Whispers of AIFMD II catching buy-side’s attention

Revisions to the Alternative Investment Fund Managers Directive would be welcomed by members of the buy-side.
By Charles Gubert
Any review of the Alternative Investment Fund Managers Directive (AIFMD) by the European Securities and Markets Authority (ESMA) is likely to make material changes to the current regulatory reporting framework.

Nearly all fund managers who do not comply with UCITS must file an Annex IV under AIFMD. This impacts a broad mix of firms, and comprises hedge funds, private equity, real estate, long-only managers, and even some family office and securitisation vehicles. The prescriptive nature of Annex IV is increasingly viewed as not being entirely relevant to some of these asset classes.

“The AIFMD is not 100% complete, and if we look at the reporting data firms are expected to submit, not all of it is relevant,” said Jean-Pierre Gomez, head of regulatory and public affairs in Luxembourg at Societe Generale Securities Services (SGSS), speaking at the Association of the Luxembourg Funds Industry (ALFI) conference.

“There is also recognition that institutional products – which manage capital on behalf of sophisticated clients – may not necessarily require such in-depth regulatory reporting. I believe the reporting requirements will change depending on the asset class involved following the review of AIFMD by ESMA.”

Any amendments to Annex IV would broadly be welcomed by the asset management industry, who regularly complain that aspects of the report are not entirely relevant to their business. The status of AIFMD’s review is presently unknown, although regulators have articulated that remuneration rules are not going to be altered despite industry pressure. The review is also likely to set the scene for ESMA’s review of the AIFMD passport, expected in 2018. As matters stand, the prospects do not look good for third countries, certainly following the UK’s departure from the Single Market.

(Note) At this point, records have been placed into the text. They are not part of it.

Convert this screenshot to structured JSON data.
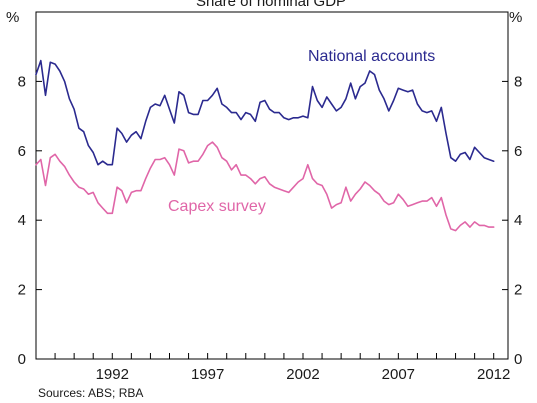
{
  "chart_data": {
    "type": "line",
    "title": "Share of nominal GDP",
    "unit_left": "%",
    "unit_right": "%",
    "source": "Sources: ABS; RBA",
    "ylim": [
      0,
      10
    ],
    "yticks": [
      0,
      2,
      4,
      6,
      8
    ],
    "xlim": [
      1988.0,
      2012.75
    ],
    "xticks": [
      {
        "label": "1992",
        "value": 1992.0
      },
      {
        "label": "1997",
        "value": 1997.0
      },
      {
        "label": "2002",
        "value": 2002.0
      },
      {
        "label": "2007",
        "value": 2007.0
      },
      {
        "label": "2012",
        "value": 2012.0
      }
    ],
    "grid": false,
    "series": [
      {
        "name": "National accounts",
        "color": "#2b2a8f",
        "x": [
          1988.0,
          1988.25,
          1988.5,
          1988.75,
          1989.0,
          1989.25,
          1989.5,
          1989.75,
          1990.0,
          1990.25,
          1990.5,
          1990.75,
          1991.0,
          1991.25,
          1991.5,
          1991.75,
          1992.0,
          1992.25,
          1992.5,
          1992.75,
          1993.0,
          1993.25,
          1993.5,
          1993.75,
          1994.0,
          1994.25,
          1994.5,
          1994.75,
          1995.0,
          1995.25,
          1995.5,
          1995.75,
          1996.0,
          1996.25,
          1996.5,
          1996.75,
          1997.0,
          1997.25,
          1997.5,
          1997.75,
          1998.0,
          1998.25,
          1998.5,
          1998.75,
          1999.0,
          1999.25,
          1999.5,
          1999.75,
          2000.0,
          2000.25,
          2000.5,
          2000.75,
          2001.0,
          2001.25,
          2001.5,
          2001.75,
          2002.0,
          2002.25,
          2002.5,
          2002.75,
          2003.0,
          2003.25,
          2003.5,
          2003.75,
          2004.0,
          2004.25,
          2004.5,
          2004.75,
          2005.0,
          2005.25,
          2005.5,
          2005.75,
          2006.0,
          2006.25,
          2006.5,
          2006.75,
          2007.0,
          2007.25,
          2007.5,
          2007.75,
          2008.0,
          2008.25,
          2008.5,
          2008.75,
          2009.0,
          2009.25,
          2009.5,
          2009.75,
          2010.0,
          2010.25,
          2010.5,
          2010.75,
          2011.0,
          2011.25,
          2011.5,
          2011.75,
          2012.0
        ],
        "values": [
          8.2,
          8.6,
          7.6,
          8.55,
          8.5,
          8.3,
          8.0,
          7.5,
          7.2,
          6.65,
          6.55,
          6.15,
          5.95,
          5.6,
          5.7,
          5.6,
          5.6,
          6.65,
          6.5,
          6.25,
          6.45,
          6.55,
          6.35,
          6.85,
          7.25,
          7.35,
          7.3,
          7.6,
          7.2,
          6.8,
          7.7,
          7.6,
          7.1,
          7.05,
          7.05,
          7.45,
          7.45,
          7.6,
          7.8,
          7.35,
          7.25,
          7.1,
          7.1,
          6.9,
          7.1,
          7.05,
          6.85,
          7.4,
          7.45,
          7.2,
          7.1,
          7.1,
          6.95,
          6.9,
          6.95,
          6.95,
          7.0,
          6.95,
          7.85,
          7.45,
          7.25,
          7.55,
          7.35,
          7.15,
          7.25,
          7.5,
          7.95,
          7.5,
          7.85,
          7.95,
          8.3,
          8.2,
          7.75,
          7.5,
          7.15,
          7.45,
          7.8,
          7.75,
          7.7,
          7.75,
          7.35,
          7.15,
          7.1,
          7.15,
          6.85,
          7.25,
          6.5,
          5.8,
          5.7,
          5.9,
          5.95,
          5.75,
          6.1,
          5.95,
          5.8,
          5.75,
          5.7
        ]
      },
      {
        "name": "Capex survey",
        "color": "#e066a8",
        "x": [
          1988.0,
          1988.25,
          1988.5,
          1988.75,
          1989.0,
          1989.25,
          1989.5,
          1989.75,
          1990.0,
          1990.25,
          1990.5,
          1990.75,
          1991.0,
          1991.25,
          1991.5,
          1991.75,
          1992.0,
          1992.25,
          1992.5,
          1992.75,
          1993.0,
          1993.25,
          1993.5,
          1993.75,
          1994.0,
          1994.25,
          1994.5,
          1994.75,
          1995.0,
          1995.25,
          1995.5,
          1995.75,
          1996.0,
          1996.25,
          1996.5,
          1996.75,
          1997.0,
          1997.25,
          1997.5,
          1997.75,
          1998.0,
          1998.25,
          1998.5,
          1998.75,
          1999.0,
          1999.25,
          1999.5,
          1999.75,
          2000.0,
          2000.25,
          2000.5,
          2000.75,
          2001.0,
          2001.25,
          2001.5,
          2001.75,
          2002.0,
          2002.25,
          2002.5,
          2002.75,
          2003.0,
          2003.25,
          2003.5,
          2003.75,
          2004.0,
          2004.25,
          2004.5,
          2004.75,
          2005.0,
          2005.25,
          2005.5,
          2005.75,
          2006.0,
          2006.25,
          2006.5,
          2006.75,
          2007.0,
          2007.25,
          2007.5,
          2007.75,
          2008.0,
          2008.25,
          2008.5,
          2008.75,
          2009.0,
          2009.25,
          2009.5,
          2009.75,
          2010.0,
          2010.25,
          2010.5,
          2010.75,
          2011.0,
          2011.25,
          2011.5,
          2011.75,
          2012.0
        ],
        "values": [
          5.6,
          5.75,
          5.0,
          5.8,
          5.9,
          5.7,
          5.55,
          5.3,
          5.1,
          4.95,
          4.9,
          4.75,
          4.8,
          4.5,
          4.35,
          4.2,
          4.2,
          4.95,
          4.85,
          4.5,
          4.8,
          4.85,
          4.85,
          5.2,
          5.5,
          5.75,
          5.75,
          5.8,
          5.6,
          5.3,
          6.05,
          6.0,
          5.65,
          5.7,
          5.7,
          5.9,
          6.15,
          6.25,
          6.1,
          5.8,
          5.7,
          5.45,
          5.6,
          5.3,
          5.3,
          5.2,
          5.05,
          5.2,
          5.25,
          5.05,
          4.95,
          4.9,
          4.85,
          4.8,
          4.95,
          5.1,
          5.2,
          5.6,
          5.2,
          5.05,
          5.0,
          4.75,
          4.35,
          4.45,
          4.5,
          4.95,
          4.55,
          4.75,
          4.9,
          5.1,
          5.0,
          4.85,
          4.75,
          4.55,
          4.45,
          4.5,
          4.75,
          4.6,
          4.4,
          4.45,
          4.5,
          4.55,
          4.55,
          4.65,
          4.4,
          4.65,
          4.15,
          3.75,
          3.7,
          3.85,
          3.95,
          3.8,
          3.95,
          3.85,
          3.85,
          3.8,
          3.8
        ]
      }
    ]
  }
}
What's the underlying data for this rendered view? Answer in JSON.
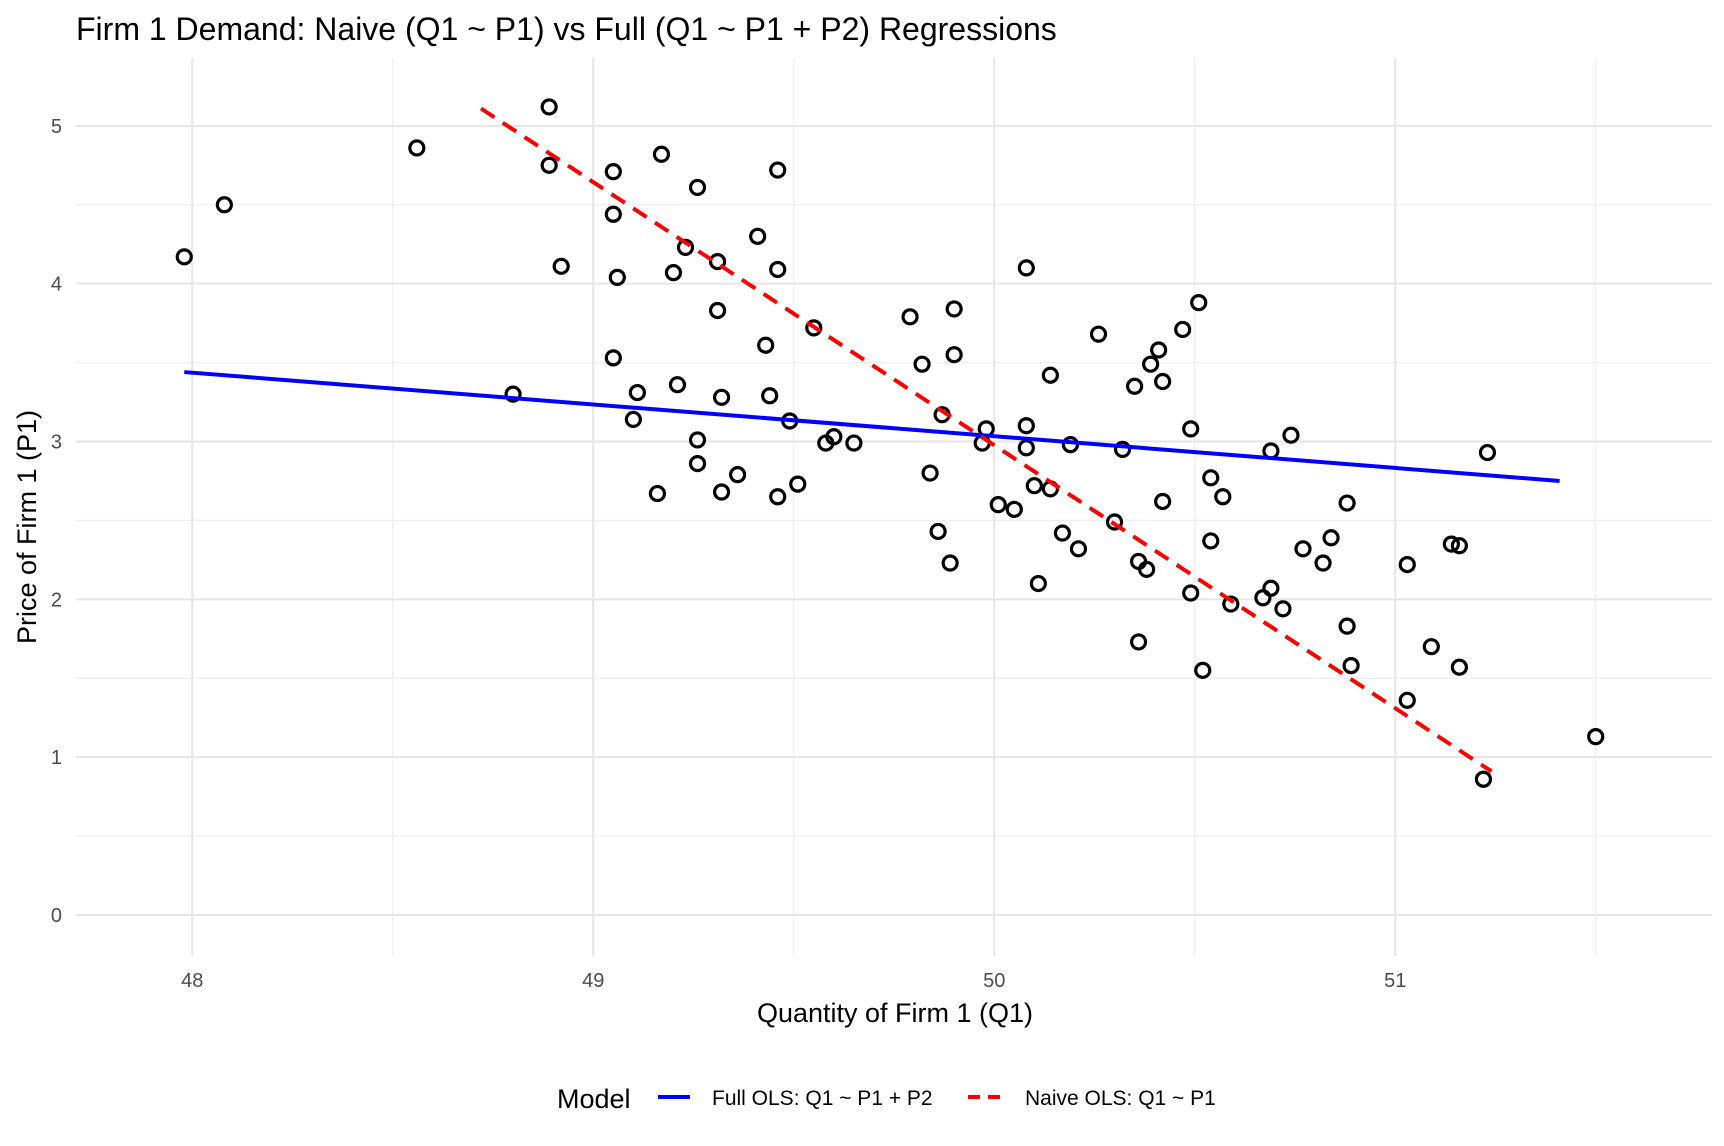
{
  "chart_data": {
    "type": "scatter",
    "title": "Firm 1 Demand: Naive (Q1 ~ P1) vs Full (Q1 ~ P1 + P2) Regressions",
    "xlabel": "Quantity of Firm 1 (Q1)",
    "ylabel": "Price of Firm 1 (P1)",
    "xlim": [
      47.71,
      51.79
    ],
    "ylim": [
      -0.26,
      5.43
    ],
    "x_ticks": [
      48,
      49,
      50,
      51
    ],
    "x_tick_labels": [
      "48",
      "49",
      "50",
      "51"
    ],
    "y_ticks": [
      0,
      1,
      2,
      3,
      4,
      5
    ],
    "y_tick_labels": [
      "0",
      "1",
      "2",
      "3",
      "4",
      "5"
    ],
    "grid": true,
    "legend": {
      "position": "bottom",
      "title": "Model",
      "entries": [
        {
          "label": "Full OLS: Q1 ~ P1 + P2",
          "color": "#0000ff",
          "style": "solid"
        },
        {
          "label": "Naive OLS: Q1 ~ P1",
          "color": "#ff0000",
          "style": "dashed"
        }
      ]
    },
    "series": [
      {
        "name": "Observations",
        "kind": "points",
        "marker": "open-circle",
        "color": "#000000",
        "points": [
          [
            47.98,
            4.17
          ],
          [
            48.08,
            4.5
          ],
          [
            48.56,
            4.86
          ],
          [
            48.8,
            3.3
          ],
          [
            48.89,
            5.12
          ],
          [
            48.89,
            4.75
          ],
          [
            48.92,
            4.11
          ],
          [
            49.05,
            4.71
          ],
          [
            49.05,
            4.44
          ],
          [
            49.06,
            4.04
          ],
          [
            49.05,
            3.53
          ],
          [
            49.11,
            3.31
          ],
          [
            49.1,
            3.14
          ],
          [
            49.16,
            2.67
          ],
          [
            49.17,
            4.82
          ],
          [
            49.2,
            4.07
          ],
          [
            49.21,
            3.36
          ],
          [
            49.23,
            4.23
          ],
          [
            49.26,
            4.61
          ],
          [
            49.26,
            3.01
          ],
          [
            49.26,
            2.86
          ],
          [
            49.31,
            4.14
          ],
          [
            49.31,
            3.83
          ],
          [
            49.32,
            3.28
          ],
          [
            49.32,
            2.68
          ],
          [
            49.36,
            2.79
          ],
          [
            49.41,
            4.3
          ],
          [
            49.43,
            3.61
          ],
          [
            49.44,
            3.29
          ],
          [
            49.46,
            4.72
          ],
          [
            49.46,
            4.09
          ],
          [
            49.46,
            2.65
          ],
          [
            49.49,
            3.13
          ],
          [
            49.51,
            2.73
          ],
          [
            49.55,
            3.72
          ],
          [
            49.58,
            2.99
          ],
          [
            49.6,
            3.03
          ],
          [
            49.65,
            2.99
          ],
          [
            49.79,
            3.79
          ],
          [
            49.82,
            3.49
          ],
          [
            49.84,
            2.8
          ],
          [
            49.86,
            2.43
          ],
          [
            49.87,
            3.17
          ],
          [
            49.89,
            2.23
          ],
          [
            49.9,
            3.84
          ],
          [
            49.9,
            3.55
          ],
          [
            49.97,
            2.99
          ],
          [
            49.98,
            3.08
          ],
          [
            50.01,
            2.6
          ],
          [
            50.05,
            2.57
          ],
          [
            50.08,
            4.1
          ],
          [
            50.08,
            3.1
          ],
          [
            50.08,
            2.96
          ],
          [
            50.1,
            2.72
          ],
          [
            50.11,
            2.1
          ],
          [
            50.14,
            3.42
          ],
          [
            50.14,
            2.7
          ],
          [
            50.17,
            2.42
          ],
          [
            50.19,
            2.98
          ],
          [
            50.21,
            2.32
          ],
          [
            50.26,
            3.68
          ],
          [
            50.3,
            2.49
          ],
          [
            50.32,
            2.95
          ],
          [
            50.35,
            3.35
          ],
          [
            50.36,
            2.24
          ],
          [
            50.36,
            1.73
          ],
          [
            50.38,
            2.19
          ],
          [
            50.39,
            3.49
          ],
          [
            50.41,
            3.58
          ],
          [
            50.42,
            3.38
          ],
          [
            50.42,
            2.62
          ],
          [
            50.47,
            3.71
          ],
          [
            50.49,
            3.08
          ],
          [
            50.49,
            2.04
          ],
          [
            50.51,
            3.88
          ],
          [
            50.52,
            1.55
          ],
          [
            50.54,
            2.77
          ],
          [
            50.54,
            2.37
          ],
          [
            50.57,
            2.65
          ],
          [
            50.59,
            1.97
          ],
          [
            50.67,
            2.01
          ],
          [
            50.69,
            2.94
          ],
          [
            50.69,
            2.07
          ],
          [
            50.72,
            1.94
          ],
          [
            50.74,
            3.04
          ],
          [
            50.77,
            2.32
          ],
          [
            50.82,
            2.23
          ],
          [
            50.84,
            2.39
          ],
          [
            50.88,
            2.61
          ],
          [
            50.88,
            1.83
          ],
          [
            50.89,
            1.58
          ],
          [
            51.03,
            2.22
          ],
          [
            51.03,
            1.36
          ],
          [
            51.09,
            1.7
          ],
          [
            51.14,
            2.35
          ],
          [
            51.16,
            2.34
          ],
          [
            51.16,
            1.57
          ],
          [
            51.23,
            2.93
          ],
          [
            51.22,
            0.86
          ],
          [
            51.5,
            1.13
          ]
        ]
      },
      {
        "name": "Full OLS: Q1 ~ P1 + P2",
        "kind": "line",
        "color": "#0000ff",
        "style": "solid",
        "x": [
          47.98,
          51.41
        ],
        "y": [
          3.44,
          2.75
        ]
      },
      {
        "name": "Naive OLS: Q1 ~ P1",
        "kind": "line",
        "color": "#ff0000",
        "style": "dashed",
        "x": [
          48.72,
          51.24
        ],
        "y": [
          5.11,
          0.91
        ]
      }
    ]
  }
}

Regulators – speaking at the ALFI conference in November 2016 – said reciprocity was key to any discussions with third countries. Third country equivalence has certainly slowed down, and very little in the way of development has been made since ESMA gave encouraging feedback to the first batch of jurisdictions in 2016. There is speculation that any US roll back of Dodd-Frank era reporting on fund managers or consumer protections would do it few favours in the equivalence process.

Any turmoil around equivalence could weaken the UK, particularly in its fund management industry. The issue may be slightly complicated for UK UCITS which will lose all passporting rights following Brexit. Some firms set about plans to establish Luxembourg or Irish master feeder structures but were immediately rebuked by lawyers and regulators who pointed out UCITS were restricted in how much of their assets could be invested into non-UCITS, third country funds.

“We may have a situation where UK UCITS convert into AIFs and use the National Private Placement Regime (NPPR),” acknowledged Gomez. Many are confident the UK will not diverge from the EU’s regulatory agenda. It is becoming increasingly likely the UK will permit certain EU bodies to retain oversight in some of its affairs during any transition period. Any major digression from EU law risks creating even more work for fund managers if the reporting templates are not the same, not to mention infuriating European regulators. Furthermore, many of the rules introduced under AIFMD or UCITS such as depositary liability and independent third party valuation have bettered the industry, and are supported by institutional investors.

Experts are confident equivalence is achievable. “The UK will obtain some form of equivalence. The country is complying with rules such as the Markets in Financial Instruments Directive II (MiFID II), and this should help its cause,” said Gomez.

Some UK firms are assessing how much substance will be required following Brexit. Management Companies (Mancos) which provide risk management oversight out of Luxembourg, Ireland or Malta, and delegate the running of the portfolio back to the investment manager, have seen good business and inquiries of late from UK firms. But this model is not guaranteed, a point made in a report by Brown Brothers Harriman (BBH).

“The question in a post-Brexit world is whether cross-border management companies will still be allowed to oversee UK funds? And will UK asset managers be able to oversee funds in other EU countries? If not, asset management firms will have to bifurcate their cross-border management companies, causing them to lose economies of scale as they will incur extra costs and inefficiencies for creating one for the UK and one for the EU,” read the BBH report.

Nonetheless, firms have been warned by a number of EU regulators that they must obey the EU’s rules on substance, a point reinforced by the Commission de Surveillance du Secteur Financier (CSSF) in Luxembourg.

Brexit has caused understandable angst in the asset management community. A study by PricewaterhouseCoopers (PwC) on behalf of FTFM found 85% of asset managers thought it was going to be necessary to relocate some UK based investment staff to the EU following Brexit. Nearly a quarter told the PwC study that they were in the beginning stages of relocating staff.